Tels étaient les convives les plus habituels de Deforgues et les sujets ordinaires de leurs entretiens. Un jour, M. Miot aperçut au milieu d’eux un personnage qu’on n’avait pas coutume d’y voir : c’était Robespierre. Recherché dans sa toilette, composé dans ses manières, grave dans son maintien, il formait le plus étrange contraste avec le désordre et la grossièreté que les amis de Danton portaient presque tous, les uns par habitude ou par nature, les autres par une affectation marquée, dans leurs vêtemens, leurs gestes et leurs propos. Il ne parlait que par sentences. Malgré l’immobilité de sa pâle et sinistre figure, on reconnaissait facilement qu’il était mal à l’aise, et il sut mauvais gré à Deforgues de l’avoir réuni à des hommes qu’il feignait dès lors de considérer comme des patriotes suspects, comme des modérés, La conversation, pendant ce dîner, fut généralement contrainte. Le peu de paroles que prononça Robespierre révélaient ses prétentions au rôle d’homme d’état. Il parla des relations extérieures de la France, de la nécessité de les étendre, et d’un renouvellement d’alliance avec la Suisse. Il avait déjà fait sur ce dernier point quelques recherches dans les cartons du ministère, et M. Colchen, dont la division comprenait les affaires des cantons, s’était vu avec épouvante appelé un jour à lui donner des renseignemens.
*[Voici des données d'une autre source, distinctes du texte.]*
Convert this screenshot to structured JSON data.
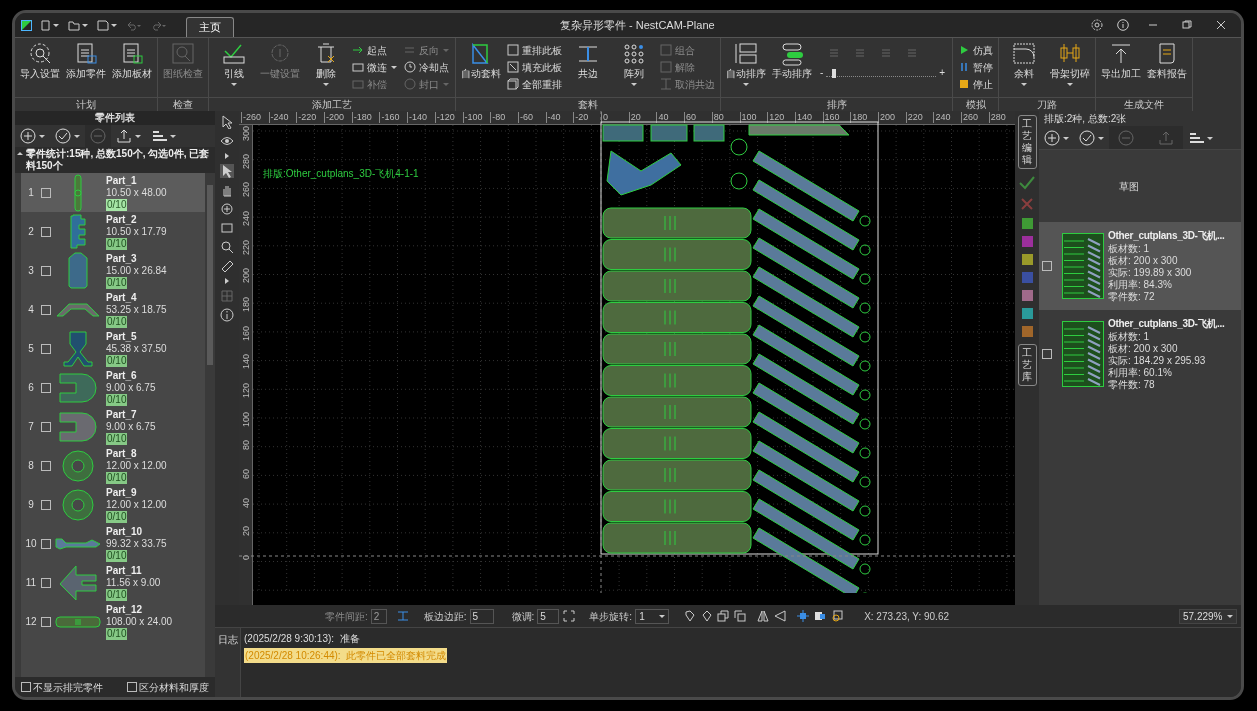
{
  "title_bar": {
    "tabs": [
      {
        "label": "主页",
        "selected": true
      }
    ],
    "title": "复杂异形零件 - NestCAM-Plane"
  },
  "ribbon": [
    {
      "label": "计划",
      "items": [
        {
          "kind": "large",
          "label": "导入设置",
          "disabled": false,
          "dropdown": false
        },
        {
          "kind": "large",
          "label": "添加零件",
          "disabled": false,
          "dropdown": false
        },
        {
          "kind": "large",
          "label": "添加板材",
          "disabled": false,
          "dropdown": false
        }
      ]
    },
    {
      "label": "检查",
      "items": [
        {
          "kind": "large",
          "label": "图纸检查",
          "disabled": true,
          "dropdown": false
        }
      ]
    },
    {
      "label": "添加工艺",
      "items": [
        {
          "kind": "large",
          "label": "引线",
          "disabled": false,
          "dropdown": true
        },
        {
          "kind": "large",
          "label": "一键设置",
          "disabled": true,
          "dropdown": false
        },
        {
          "kind": "large",
          "label": "删除",
          "disabled": false,
          "dropdown": true
        },
        {
          "kind": "small",
          "label": "起点",
          "disabled": false,
          "dropdown": false
        },
        {
          "kind": "small",
          "label": "微连",
          "disabled": false,
          "dropdown": true
        },
        {
          "kind": "small",
          "label": "补偿",
          "disabled": true,
          "dropdown": false
        },
        {
          "kind": "small",
          "label": "反向",
          "disabled": true,
          "dropdown": true
        },
        {
          "kind": "small",
          "label": "冷却点",
          "disabled": false,
          "dropdown": false
        },
        {
          "kind": "small",
          "label": "封口",
          "disabled": true,
          "dropdown": true
        }
      ]
    },
    {
      "label": "套料",
      "items": [
        {
          "kind": "large",
          "label": "自动套料",
          "disabled": false,
          "dropdown": false
        },
        {
          "kind": "small",
          "label": "重排此板",
          "disabled": false,
          "dropdown": false
        },
        {
          "kind": "small",
          "label": "填充此板",
          "disabled": false,
          "dropdown": false
        },
        {
          "kind": "small",
          "label": "全部重排",
          "disabled": false,
          "dropdown": false
        },
        {
          "kind": "large",
          "label": "共边",
          "disabled": false,
          "dropdown": false
        },
        {
          "kind": "large",
          "label": "阵列",
          "disabled": false,
          "dropdown": true
        },
        {
          "kind": "small",
          "label": "组合",
          "disabled": true,
          "dropdown": false
        },
        {
          "kind": "small",
          "label": "解除",
          "disabled": true,
          "dropdown": false
        },
        {
          "kind": "small",
          "label": "取消共边",
          "disabled": true,
          "dropdown": false
        }
      ]
    },
    {
      "label": "排序",
      "items": [
        {
          "kind": "large",
          "label": "自动排序",
          "disabled": false,
          "dropdown": true
        },
        {
          "kind": "large",
          "label": "手动排序",
          "disabled": false,
          "dropdown": false
        },
        {
          "kind": "slider",
          "level": 0.05,
          "min_label": "-",
          "max_label": "+",
          "tools_disabled": true
        }
      ]
    },
    {
      "label": "模拟",
      "items": [
        {
          "kind": "small",
          "label": "仿真",
          "disabled": false,
          "dropdown": false
        },
        {
          "kind": "small",
          "label": "暂停",
          "disabled": false,
          "dropdown": false
        },
        {
          "kind": "small",
          "label": "停止",
          "disabled": false,
          "dropdown": false
        }
      ]
    },
    {
      "label": "刀路",
      "items": [
        {
          "kind": "large",
          "label": "余料",
          "disabled": false,
          "dropdown": true
        },
        {
          "kind": "large",
          "label": "骨架切碎",
          "disabled": false,
          "dropdown": true
        }
      ]
    },
    {
      "label": "生成文件",
      "items": [
        {
          "kind": "large",
          "label": "导出加工",
          "disabled": false,
          "dropdown": false
        },
        {
          "kind": "large",
          "label": "套料报告",
          "disabled": false,
          "dropdown": false
        }
      ]
    }
  ],
  "parts_panel": {
    "title": "零件列表",
    "stats": "零件统计:15种, 总数150个, 勾选0件, 已套料150个",
    "parts": [
      {
        "index": "1",
        "name": "Part_1",
        "size": "10.50 x 48.00",
        "count": "0/10",
        "kind": "propeller",
        "selected": true,
        "checked": false
      },
      {
        "index": "2",
        "name": "Part_2",
        "size": "10.50 x 17.79",
        "count": "0/10",
        "kind": "bracket",
        "selected": false,
        "checked": false
      },
      {
        "index": "3",
        "name": "Part_3",
        "size": "15.00 x 26.84",
        "count": "0/10",
        "kind": "tag",
        "selected": false,
        "checked": false
      },
      {
        "index": "4",
        "name": "Part_4",
        "size": "53.25 x 18.75",
        "count": "0/10",
        "kind": "truss",
        "selected": false,
        "checked": false
      },
      {
        "index": "5",
        "name": "Part_5",
        "size": "45.38 x 37.50",
        "count": "0/10",
        "kind": "stand",
        "selected": false,
        "checked": false
      },
      {
        "index": "6",
        "name": "Part_6",
        "size": "9.00 x 6.75",
        "count": "0/10",
        "kind": "clip",
        "selected": false,
        "checked": false
      },
      {
        "index": "7",
        "name": "Part_7",
        "size": "9.00 x 6.75",
        "count": "0/10",
        "kind": "clip",
        "selected": false,
        "checked": false
      },
      {
        "index": "8",
        "name": "Part_8",
        "size": "12.00 x 12.00",
        "count": "0/10",
        "kind": "ring",
        "selected": false,
        "checked": false
      },
      {
        "index": "9",
        "name": "Part_9",
        "size": "12.00 x 12.00",
        "count": "0/10",
        "kind": "ring",
        "selected": false,
        "checked": false
      },
      {
        "index": "10",
        "name": "Part_10",
        "size": "99.32 x 33.75",
        "count": "0/10",
        "kind": "airplane",
        "selected": false,
        "checked": false
      },
      {
        "index": "11",
        "name": "Part_11",
        "size": "11.56 x 9.00",
        "count": "0/10",
        "kind": "arrow",
        "selected": false,
        "checked": false
      },
      {
        "index": "12",
        "name": "Part_12",
        "size": "108.00 x 24.00",
        "count": "0/10",
        "kind": "bar",
        "selected": false,
        "checked": false
      }
    ],
    "options": [
      {
        "label": "不显示排完零件",
        "checked": false
      },
      {
        "label": "区分材料和厚度",
        "checked": false
      }
    ]
  },
  "canvas": {
    "label": "排版:Other_cutplans_3D-飞机4-1-1",
    "top_ruler": [
      "-260",
      "-240",
      "-220",
      "-200",
      "-180",
      "-160",
      "-140",
      "-120",
      "-100",
      "-80",
      "-60",
      "-40",
      "-20",
      "0",
      "20",
      "40",
      "60",
      "80",
      "100",
      "120",
      "140",
      "160",
      "180",
      "200",
      "220",
      "240",
      "260",
      "280"
    ],
    "left_ruler": [
      "0",
      "20",
      "40",
      "60",
      "80",
      "100",
      "120",
      "140",
      "160",
      "180",
      "200",
      "220",
      "240",
      "260",
      "280",
      "300"
    ]
  },
  "process_strip": {
    "edit_label": "工艺编辑",
    "library_label": "工艺库",
    "layers": [
      {
        "color": "#3f9a35"
      },
      {
        "color": "#9c2f9c"
      },
      {
        "color": "#9a9a2a"
      },
      {
        "color": "#3a4fa0"
      },
      {
        "color": "#a06a8a"
      },
      {
        "color": "#2a9a9a"
      },
      {
        "color": "#a0662a"
      }
    ]
  },
  "sheets_panel": {
    "summary": "排版:2种, 总数:2张",
    "sketch_label": "草图",
    "sheets": [
      {
        "title": "Other_cutplans_3D-飞机...",
        "selected": true,
        "checked": false,
        "lines": [
          "板材数: 1",
          "板材: 200 x 300",
          "实际: 199.89 x 300",
          "利用率: 84.3%",
          "零件数: 72"
        ]
      },
      {
        "title": "Other_cutplans_3D-飞机...",
        "selected": false,
        "checked": false,
        "lines": [
          "板材数: 1",
          "板材: 200 x 300",
          "实际: 184.29 x 295.93",
          "利用率: 60.1%",
          "零件数: 78"
        ]
      }
    ]
  },
  "params_bar": {
    "part_gap": {
      "label": "零件间距:",
      "value": "2",
      "disabled": true
    },
    "edge_margin": {
      "label": "板边边距:",
      "value": "5"
    },
    "fine_tune": {
      "label": "微调:",
      "value": "5"
    },
    "rotation": {
      "label": "单步旋转:",
      "value": "1"
    },
    "coords": "X: 273.23, Y: 90.62",
    "zoom": "57.229%"
  },
  "log": {
    "tab": "日志",
    "entries": [
      {
        "text": "(2025/2/28 9:30:13):  准备",
        "kind": "info"
      },
      {
        "text": "(2025/2/28 10:26:44):  此零件已全部套料完成",
        "kind": "highlight"
      }
    ]
  }
}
Quelques semaines après le dîner où Robespierre avait ainsi rencontré Danton et ses amis, ceux-ci étaient arrêtés, et cinq jours plus tard tous ceux que j’ai nommés, à l’exception de Legendre, condamnés à mort par le tribunal révolutionnaire, portaient leur tête sur l’échafaud. Deforgues lui-même fut emprisonné, et le président du terrible tribunal, Hermann, chargé par intérim de la direction des affaires étrangères. Il n’en prit pourtant pas possession; mais, sur sa recommandation, on y appela un de ses amis, Buchot, maître d’école dans une petite ville du Jura. « Son ignorance, ses manières ignobles, sa stupidité surpassaient, dit M. Miot, tout ce que l’on peut imaginer... Les chefs de division avaient renoncé à venir travailler avec lui : il ne les voyait ni ne les demandait. On ne le trouvait jamais dans son cabinet, et quand il était indispensable de lui faire donner sa signature pour quelque légalisation,... il fallait aller la lui arracher au billard du café Hardy, où il passait habituellement ses journées. »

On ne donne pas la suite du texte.